Monday, October 4, 2010

Salsa


This past Saturday I made Salsa again (second time ever). I used a different recipe, which was really tasty. It comes from my Aunt Julie.

Julie's Salsa
50 medium tomatoes, washed, peeled and quartered
4 large onions, chopped
4 sweet red peppers, chopped
4 large green bell peppers, chopped
8 jalepeno peppers, remove seeds for milder salsa (Julie's notes say, "I keep the seeds of 6 and remove the seeds of two")
1 medium garlic bulb, minced
2 T sugar
3/4 c apple cider vinegar
12 t salt (1/4 c)

Cook tomatoes for about 1 hour. While cooking skim off 5 cups of juice. Add onion, red peppers, green peppers, jalepeno and garlic. Cook with tomatoes for 45 minutes. Add sugar, vinegar and salt. Cook for another 30 minutes.

Put in jars and seal. Steam for about 10 minutes. Makes 12-14 pints.

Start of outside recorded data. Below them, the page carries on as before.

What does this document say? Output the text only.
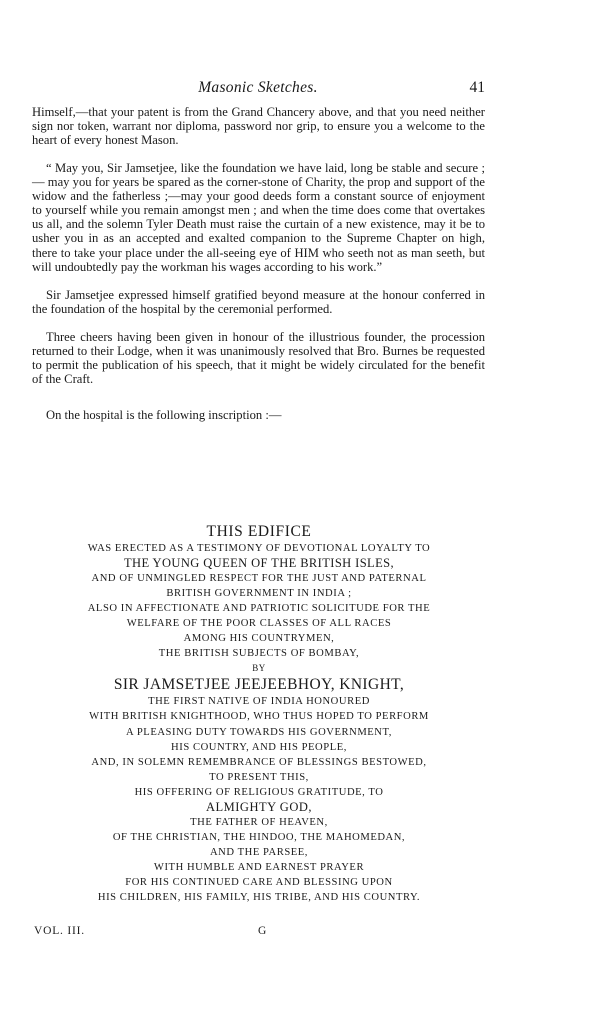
Masonic Sketches.	41

Himself,—that your patent is from the Grand Chancery above, and that you need neither sign nor token, warrant nor diploma, password nor grip, to ensure you a welcome to the heart of every honest Mason.

“ May you, Sir Jamsetjee, like the foundation we have laid, long be stable and secure ; — may you for years be spared as the corner-stone of Charity, the prop and support of the widow and the fatherless ;—may your good deeds form a constant source of enjoyment to yourself while you remain amongst men ; and when the time does come that overtakes us all, and the solemn Tyler Death must raise the curtain of a new existence, may it be to usher you in as an accepted and exalted companion to the Supreme Chapter on high, there to take your place under the all-seeing eye of HIM who seeth not as man seeth, but will undoubtedly pay the workman his wages according to his work.”

Sir Jamsetjee expressed himself gratified beyond measure at the honour conferred in the foundation of the hospital by the ceremonial performed.

Three cheers having been given in honour of the illustrious founder, the procession returned to their Lodge, when it was unanimously resolved that Bro. Burnes be requested to permit the publication of his speech, that it might be widely circulated for the benefit of the Craft.

On the hospital is the following inscription :—

THIS EDIFICE
WAS ERECTED AS A TESTIMONY OF DEVOTIONAL LOYALTY TO
THE YOUNG QUEEN OF THE BRITISH ISLES,
AND OF UNMINGLED RESPECT FOR THE JUST AND PATERNAL
BRITISH GOVERNMENT IN INDIA ;
ALSO IN AFFECTIONATE AND PATRIOTIC SOLICITUDE FOR THE
WELFARE OF THE POOR CLASSES OF ALL RACES
AMONG HIS COUNTRYMEN,
THE BRITISH SUBJECTS OF BOMBAY,
BY
SIR JAMSETJEE JEEJEEBHOY, KNIGHT,
THE FIRST NATIVE OF INDIA HONOURED
WITH BRITISH KNIGHTHOOD, WHO THUS HOPED TO PERFORM
A PLEASING DUTY TOWARDS HIS GOVERNMENT,
HIS COUNTRY, AND HIS PEOPLE,
AND, IN SOLEMN REMEMBRANCE OF BLESSINGS BESTOWED,
TO PRESENT THIS,
HIS OFFERING OF RELIGIOUS GRATITUDE, TO
ALMIGHTY GOD,
THE FATHER OF HEAVEN,
OF THE CHRISTIAN, THE HINDOO, THE MAHOMEDAN,
AND THE PARSEE,
WITH HUMBLE AND EARNEST PRAYER
FOR HIS CONTINUED CARE AND BLESSING UPON
HIS CHILDREN, HIS FAMILY, HIS TRIBE, AND HIS COUNTRY.
VOL. III.	G
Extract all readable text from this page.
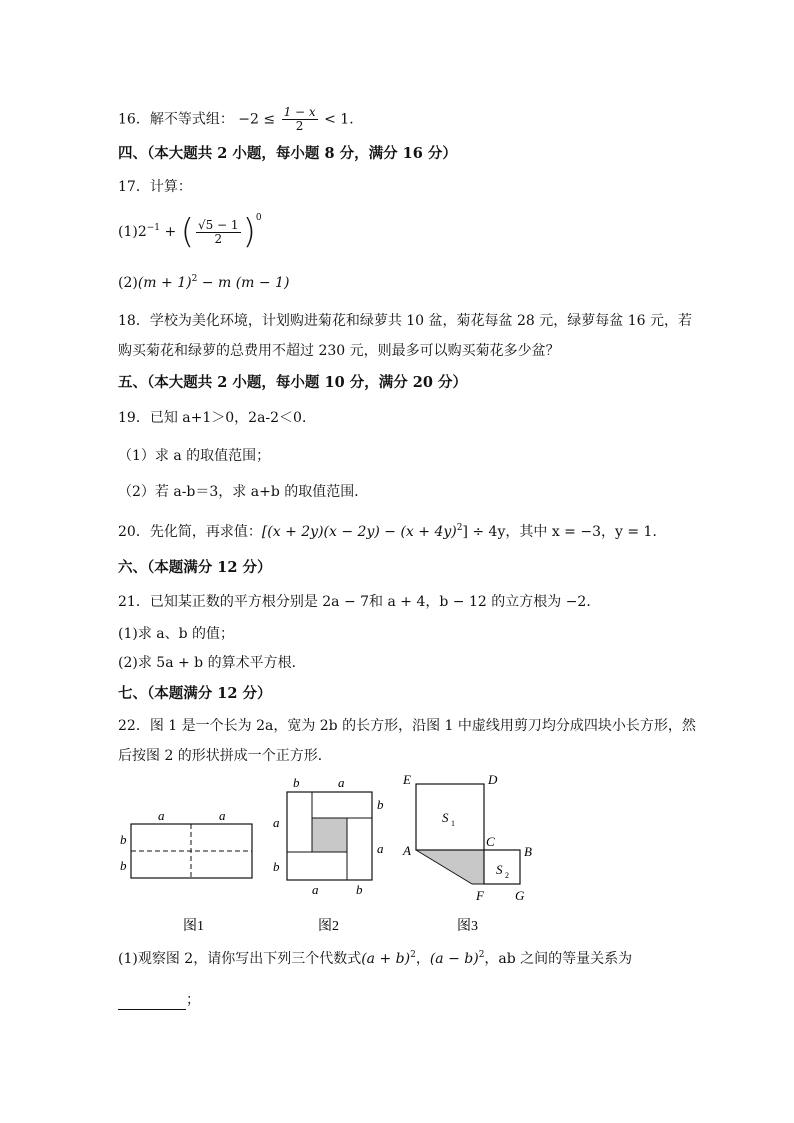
16．解不等式组： $-2 \le \frac{1 - x}{2} < 1$．
四、（本大题共 2 小题，每小题 8 分，满分 16 分）
17．计算：
$(1)2^{-1}$ + ( $\frac{√5 - 1}{2} )^0$
$(2)(m + 1)^2 - m$ (m − 1)
18．学校为美化环境，计划购进菊花和绿萝共 10 盆，菊花每盆 28 元，绿萝每盆 16 元，若
购买菊花和绿萝的总费用不超过 230 元，则最多可以购买菊花多少盆？
五、（本大题共 2 小题，每小题 10 分，满分 20 分）
19．已知 a+1＞0，2a-2＜0．
（1）求 a 的取值范围；
（2）若 a-b＝3，求 a+b 的取值范围．
20．先化简，再求值：$[(x + 2y)(x - 2y) - (x + 4y)^2] \div 4y$，其中 x = −3，y = 1．
六、（本题满分 12 分）
21．已知某正数的平方根分别是 2a − 7和 a + 4，b − 12 的立方根为 −2．
(1)求 a、b 的值；
(2)求 5a + b 的算术平方根．
七、（本题满分 12 分）
22．图 1 是一个长为 2a，宽为 2b 的长方形，沿图 1 中虚线用剪刀均分成四块小长方形，然
后按图 2 的形状拼成一个正方形．
a	a
b
b
图1
b	a
a
b
b
a
a	b
图2
E	D
A
C
B
F G
S 1
S 2
图3
(1)观察图 2，请你写出下列三个代数式$(a + b)^2$，$(a - b)^2$，ab 之间的等量关系为
；
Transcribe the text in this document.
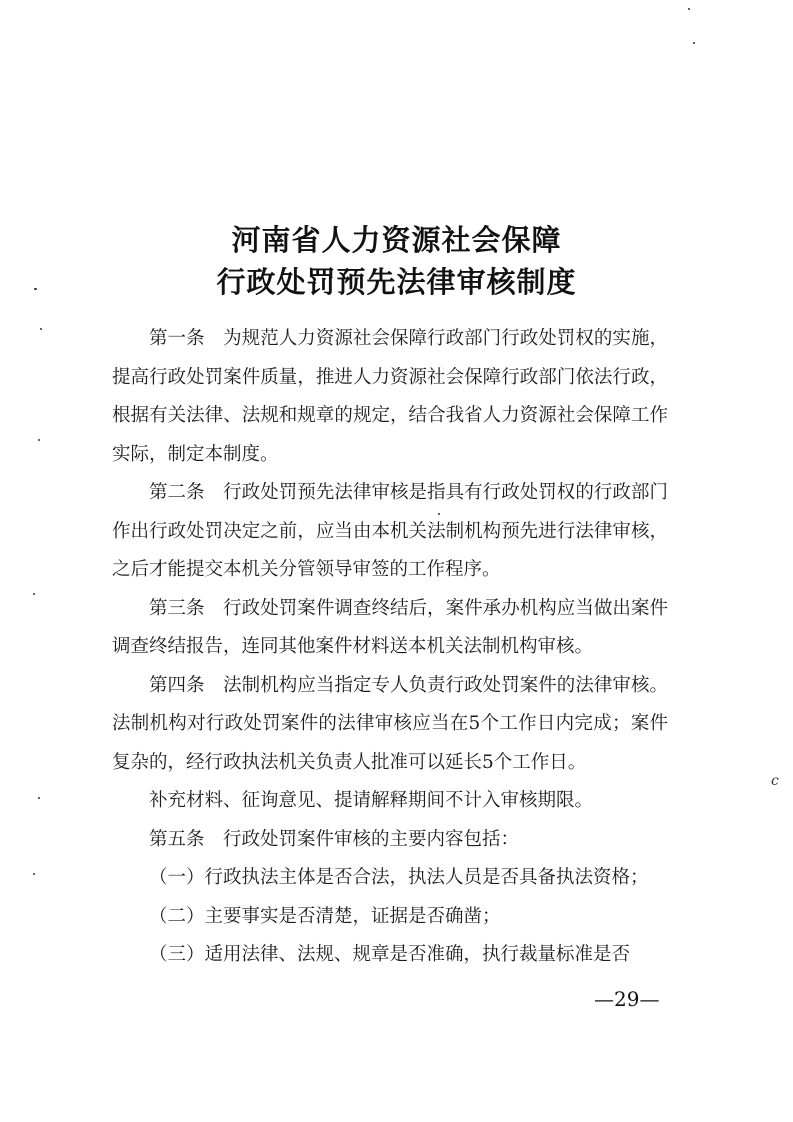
河南省人力资源社会保障
行政处罚预先法律审核制度

第一条　为规范人力资源社会保障行政部门行政处罚权的实施，提高行政处罚案件质量，推进人力资源社会保障行政部门依法行政，根据有关法律、法规和规章的规定，结合我省人力资源社会保障工作实际，制定本制度。

第二条　行政处罚预先法律审核是指具有行政处罚权的行政部门作出行政处罚决定之前，应当由本机关法制机构预先进行法律审核，之后才能提交本机关分管领导审签的工作程序。

第三条　行政处罚案件调查终结后，案件承办机构应当做出案件调查终结报告，连同其他案件材料送本机关法制机构审核。

第四条　法制机构应当指定专人负责行政处罚案件的法律审核。法制机构对行政处罚案件的法律审核应当在5个工作日内完成；案件复杂的，经行政执法机关负责人批准可以延长5个工作日。

补充材料、征询意见、提请解释期间不计入审核期限。

第五条　行政处罚案件审核的主要内容包括：

（一）行政执法主体是否合法，执法人员是否具备执法资格；

（二）主要事实是否清楚，证据是否确凿；

（三）适用法律、法规、规章是否准确，执行裁量标准是否

—29—
c
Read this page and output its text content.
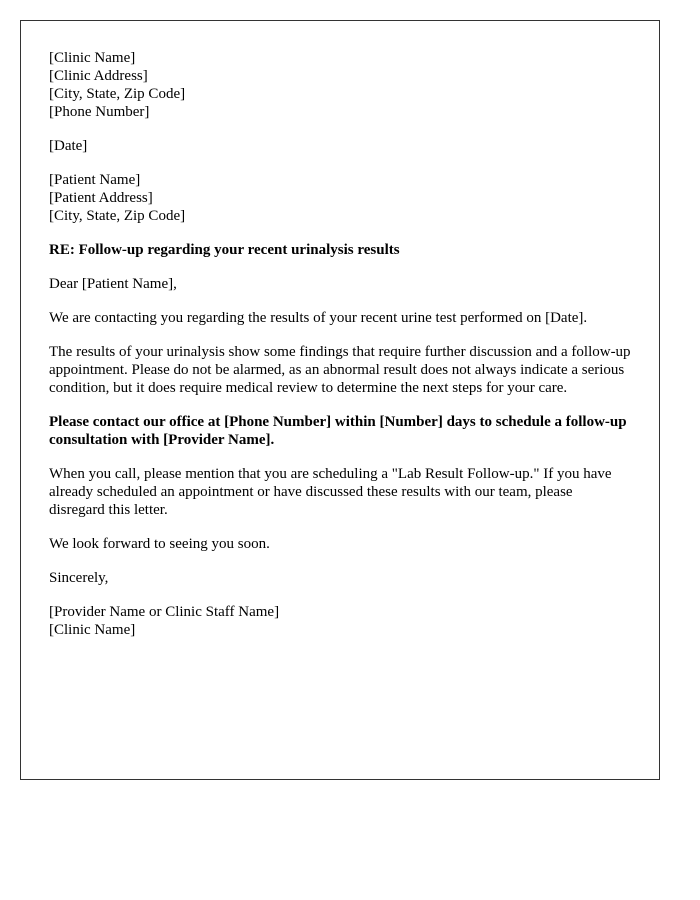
[Clinic Name]
[Clinic Address]
[City, State, Zip Code]
[Phone Number]
[Date]
[Patient Name]
[Patient Address]
[City, State, Zip Code]

RE: Follow-up regarding your recent urinalysis results

Dear [Patient Name],

We are contacting you regarding the results of your recent urine test performed on [Date].

The results of your urinalysis show some findings that require further discussion and a follow-up appointment. Please do not be alarmed, as an abnormal result does not always indicate a serious condition, but it does require medical review to determine the next steps for your care.

Please contact our office at [Phone Number] within [Number] days to schedule a follow-up consultation with [Provider Name].

When you call, please mention that you are scheduling a "Lab Result Follow-up." If you have already scheduled an appointment or have discussed these results with our team, please disregard this letter.

We look forward to seeing you soon.

Sincerely,

[Provider Name or Clinic Staff Name]
[Clinic Name]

I only had 25 tomatoes so I halved the recipe. "Halved" sounds so weird. I got the tomatoes, green peppers and jalepenos from my dad's garden. (For Sarah) I got the red peppers from Bountiful Baskets.

2 comments:

Zach and Sarah said...

I know. But what do you DO with 3 red peppers all at once? (I don't like peppers.) Yummy looking salsa, btw.

Coupon Person said...

Sarah,

Hide the peppers in salsa or fajitas. Or serve 'em sliced with a salad. Just drench them in ranch dressing and you'll never know they're there.